Chiediamo al Senatore Gasparri se ricorda vagamente l’articolo 20 al comma 4 della legge che porta la Sua firma ma attribuita, senza smentita, ad Antonio Pilati che afferma:” Possono essere nominati membri del consiglio di amministrazione i soggetti aventi i requisiti per la nomina a giudice costituzionale ai sensi dell’articolo 135, secondo comma, della Costituzione o, comunque, persone di riconosciuto prestigio e competenza professionale e di notoria indipendenza di comportamenti, che si siano distinte in attività economiche, scientifiche, giuridiche, della cultura umanistica o della comunicazione sociale, maturandovi significative esperienze manageriali. Ove siano lavoratori dipendenti vengono, a richiesta, collocati in aspettativa non retribuita per la durata del mandato.”, e se ritiene che tutte le personalità sin qui elette nei vari CDA RAI siano davvero indipendenti oppure legati in qualche modo al mondo Mediaset, come lo stesso Pilati che state appoggiando come candidato al prossimo CDA le cui elezioni si stanno rimandando colpevolmente alle calende greche.

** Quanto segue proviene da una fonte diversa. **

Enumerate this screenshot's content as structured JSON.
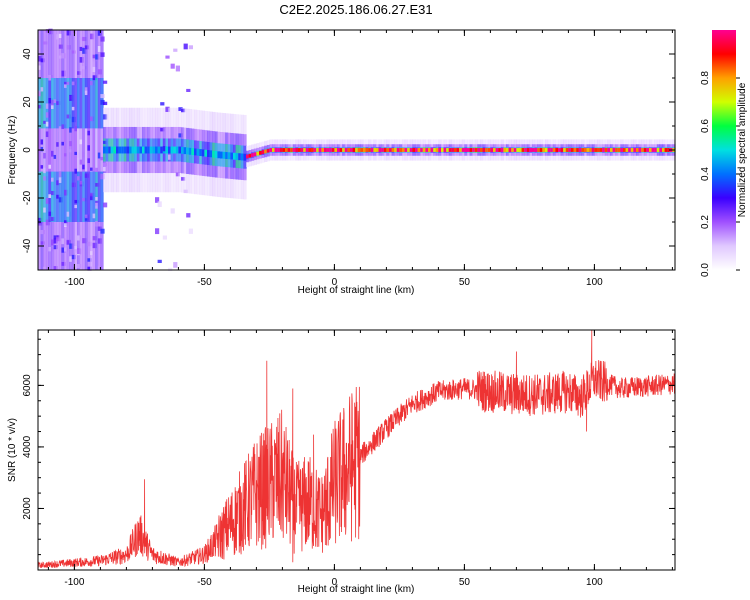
{
  "title": "C2E2.2025.186.06.27.E31",
  "chart_data": [
    {
      "type": "heatmap",
      "title": "C2E2.2025.186.06.27.E31",
      "xlabel": "Height of straight line (km)",
      "ylabel": "Frequency (Hz)",
      "xlim": [
        -114,
        131
      ],
      "ylim": [
        -50,
        50
      ],
      "x_ticks": [
        -100,
        -50,
        0,
        50,
        100
      ],
      "y_ticks": [
        -40,
        -20,
        0,
        20,
        40
      ],
      "colorbar": {
        "label": "Normalized spectral amplitude",
        "range": [
          0,
          1
        ],
        "ticks": [
          0.0,
          0.2,
          0.4,
          0.6,
          0.8
        ],
        "colormap": [
          "#ffffff",
          "#e0c8ff",
          "#a050ff",
          "#3a00ff",
          "#0070ff",
          "#00e0e0",
          "#00ff40",
          "#d0ff00",
          "#ffa000",
          "#ff0000",
          "#ff0090"
        ]
      },
      "regions": [
        {
          "x_range": [
            -114,
            -90
          ],
          "description_level": 0.15,
          "freq_spread": 50
        },
        {
          "x_range": [
            -90,
            -35
          ],
          "description_level": 0.45,
          "freq_spread": 8
        },
        {
          "x_range": [
            -35,
            131
          ],
          "description_level": 0.95,
          "freq_spread": 2
        }
      ],
      "ridge_center_hz": [
        {
          "x": -114,
          "f": 0
        },
        {
          "x": -60,
          "f": 0
        },
        {
          "x": -45,
          "f": -2
        },
        {
          "x": -35,
          "f": -3
        },
        {
          "x": -25,
          "f": 0
        },
        {
          "x": 131,
          "f": 0
        }
      ]
    },
    {
      "type": "line",
      "xlabel": "Height of straight line (km)",
      "ylabel": "SNR (10 * v/v)",
      "xlim": [
        -114,
        131
      ],
      "ylim": [
        0,
        7800
      ],
      "x_ticks": [
        -100,
        -50,
        0,
        50,
        100
      ],
      "y_ticks": [
        2000,
        4000,
        6000
      ],
      "color": "#ee3333",
      "envelope": [
        {
          "x": -114,
          "y": 150
        },
        {
          "x": -90,
          "y": 300
        },
        {
          "x": -80,
          "y": 500
        },
        {
          "x": -75,
          "y": 1200
        },
        {
          "x": -70,
          "y": 500
        },
        {
          "x": -60,
          "y": 250
        },
        {
          "x": -50,
          "y": 500
        },
        {
          "x": -40,
          "y": 1500
        },
        {
          "x": -30,
          "y": 2500
        },
        {
          "x": -20,
          "y": 3000
        },
        {
          "x": -15,
          "y": 2000
        },
        {
          "x": -10,
          "y": 2200
        },
        {
          "x": -5,
          "y": 1800
        },
        {
          "x": 0,
          "y": 2800
        },
        {
          "x": 10,
          "y": 3700
        },
        {
          "x": 20,
          "y": 4600
        },
        {
          "x": 30,
          "y": 5400
        },
        {
          "x": 40,
          "y": 5800
        },
        {
          "x": 50,
          "y": 5900
        },
        {
          "x": 60,
          "y": 5800
        },
        {
          "x": 70,
          "y": 5700
        },
        {
          "x": 80,
          "y": 5700
        },
        {
          "x": 90,
          "y": 5800
        },
        {
          "x": 95,
          "y": 5600
        },
        {
          "x": 100,
          "y": 6200
        },
        {
          "x": 110,
          "y": 5900
        },
        {
          "x": 131,
          "y": 6050
        }
      ],
      "peaks": [
        {
          "x": -73,
          "y": 2950
        },
        {
          "x": -26,
          "y": 6800
        },
        {
          "x": -16,
          "y": 5900
        },
        {
          "x": -8,
          "y": 4400
        },
        {
          "x": 70,
          "y": 7100
        },
        {
          "x": 99,
          "y": 7800
        }
      ],
      "dips": [
        {
          "x": -16,
          "y": 250
        },
        {
          "x": -3,
          "y": 800
        },
        {
          "x": 97,
          "y": 4500
        }
      ]
    }
  ]
}
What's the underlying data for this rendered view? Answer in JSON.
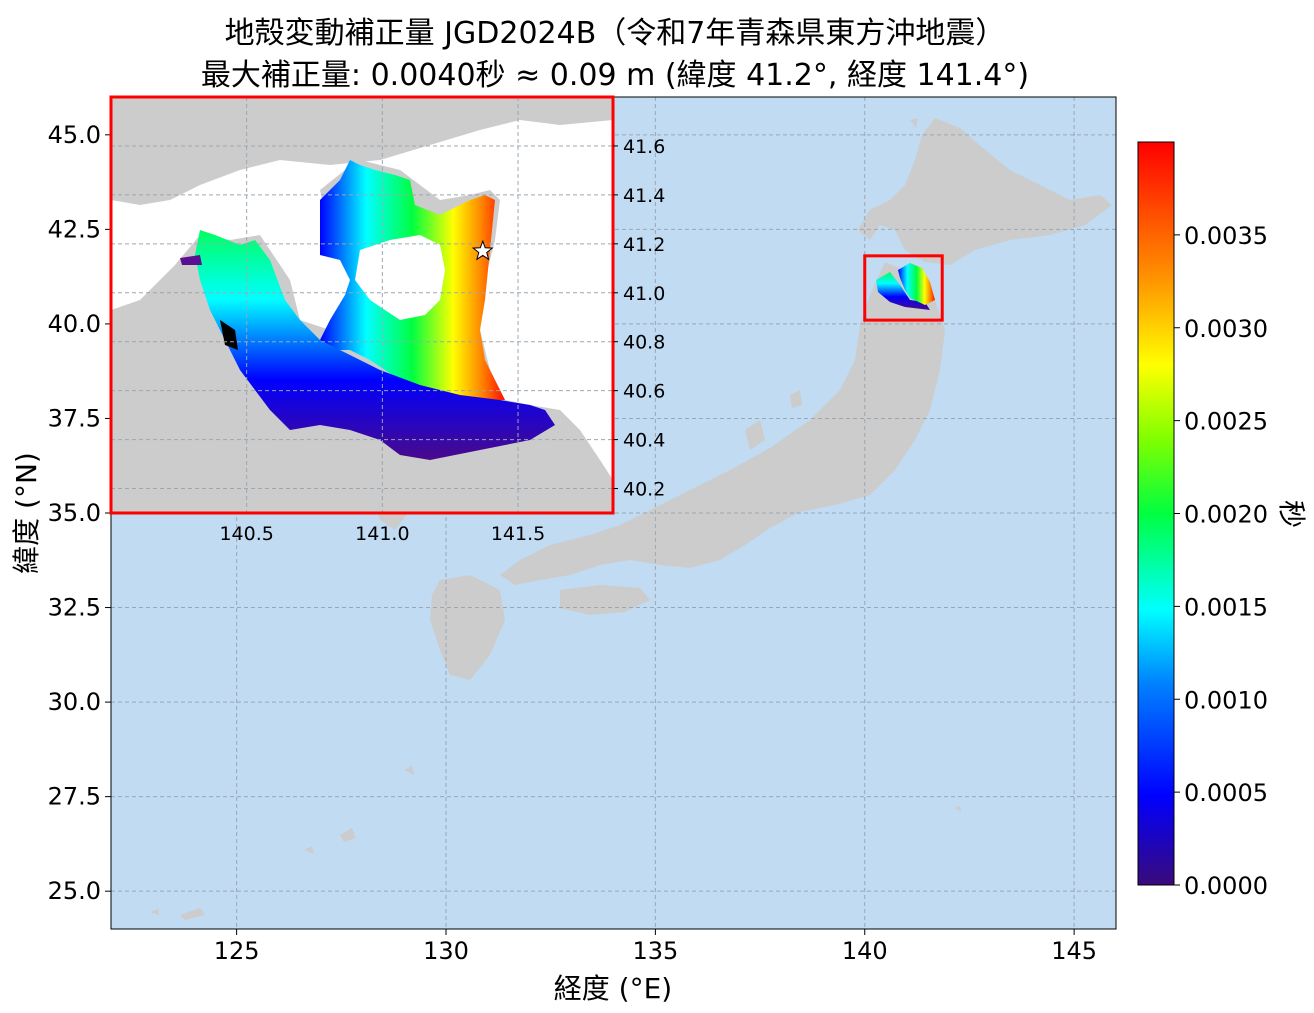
{
  "title": {
    "line1": "地殻変動補正量 JGD2024B（令和7年青森県東方沖地震）",
    "line2": "最大補正量: 0.0040秒 ≈ 0.09 m (緯度 41.2°, 経度 141.4°)"
  },
  "colors": {
    "ocean": "#c0dbf2",
    "land": "#cccccc",
    "frame": "#ff0000",
    "grid": "#9aa7b5"
  },
  "main_map": {
    "xlabel": "経度 (°E)",
    "ylabel": "緯度 (°N)",
    "xlim": [
      122,
      146
    ],
    "ylim": [
      24,
      46
    ],
    "xticks": [
      125,
      130,
      135,
      140,
      145
    ],
    "xtick_labels": [
      "125",
      "130",
      "135",
      "140",
      "145"
    ],
    "yticks": [
      25.0,
      27.5,
      30.0,
      32.5,
      35.0,
      37.5,
      40.0,
      42.5,
      45.0
    ],
    "ytick_labels": [
      "25.0",
      "27.5",
      "30.0",
      "32.5",
      "35.0",
      "37.5",
      "40.0",
      "42.5",
      "45.0"
    ],
    "highlight_box": {
      "lon": [
        140.0,
        141.85
      ],
      "lat": [
        40.1,
        41.8
      ]
    }
  },
  "inset_map": {
    "xlim": [
      140.0,
      141.85
    ],
    "ylim": [
      40.1,
      41.8
    ],
    "xticks": [
      140.5,
      141.0,
      141.5
    ],
    "xtick_labels": [
      "140.5",
      "141.0",
      "141.5"
    ],
    "yticks": [
      40.2,
      40.4,
      40.6,
      40.8,
      41.0,
      41.2,
      41.4,
      41.6
    ],
    "ytick_labels": [
      "40.2",
      "40.4",
      "40.6",
      "40.8",
      "41.0",
      "41.2",
      "41.4",
      "41.6"
    ],
    "max_marker": {
      "lon": 141.37,
      "lat": 41.17,
      "symbol": "star"
    }
  },
  "colorbar": {
    "label": "秒",
    "min": 0.0,
    "max": 0.004,
    "ticks": [
      0.0,
      0.0005,
      0.001,
      0.0015,
      0.002,
      0.0025,
      0.003,
      0.0035
    ],
    "tick_labels": [
      "0.0000",
      "0.0005",
      "0.0010",
      "0.0015",
      "0.0020",
      "0.0025",
      "0.0030",
      "0.0035"
    ],
    "colormap": "jet-like (indigo → blue → cyan → green → yellow → orange → red)"
  },
  "chart_data": {
    "type": "heatmap",
    "title": "地殻変動補正量 JGD2024B（令和7年青森県東方沖地震）",
    "subtitle": "最大補正量: 0.0040秒 ≈ 0.09 m (緯度 41.2°, 経度 141.4°)",
    "xlabel": "経度 (°E)",
    "ylabel": "緯度 (°N)",
    "value_label": "秒",
    "value_range": [
      0.0,
      0.004
    ],
    "max_value": 0.004,
    "max_location": {
      "lat": 41.2,
      "lon": 141.4
    }
  }
}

Il tempo non e’ amico della nostra azienda la quale vive per la gran parte di soldi pubblici. I cittadini non sono più disposti a finanziare un canone per una TV che non rappresenta più niente se non un mondo politico ormai lontano dalla realtà il quale si confezione reality e fiction a proprio uso e consumo.
Noi come movimento di dipendenti RAI abbiamo capito che la metastasi che tiene in stato comatoso l’azienda che amiamo e’ la diabolica e ignobile legge che porta il Suo nome; abbiamo chiesto e chiederemo, ad ogni vostra prepotente e ignorante sopraffazione, con rinnovata forza, l’abrogazione dei punti di legge in materia di nomina del CDA che tengono ostaggio la RAI e il naturale svolgimento del servizio pubblico a cui e’ chiamata per diritto.
Sosterremo con energia ogni giorno rinnovata la proposta di riforma della governance RAI presentata insieme a MOVE ON da far discutere ed approvare al prossimo parlamento per succhiare via il veleno che la “Sua” legge ha prodotto nella Nostra RAI”.
“I dipendenti RAI – conclude il comunicato – vogliono tornare a fare quello che meglio sanno fare, con riconosciuta professionalità e competenza e cioè IL SERVIZIO PUBBLICO. Vogliamo restituire la RAI a chi paga con sacrificio un canone, vogliamo fare uscire il paese dal buio culturale in cui l’avete ridotto”.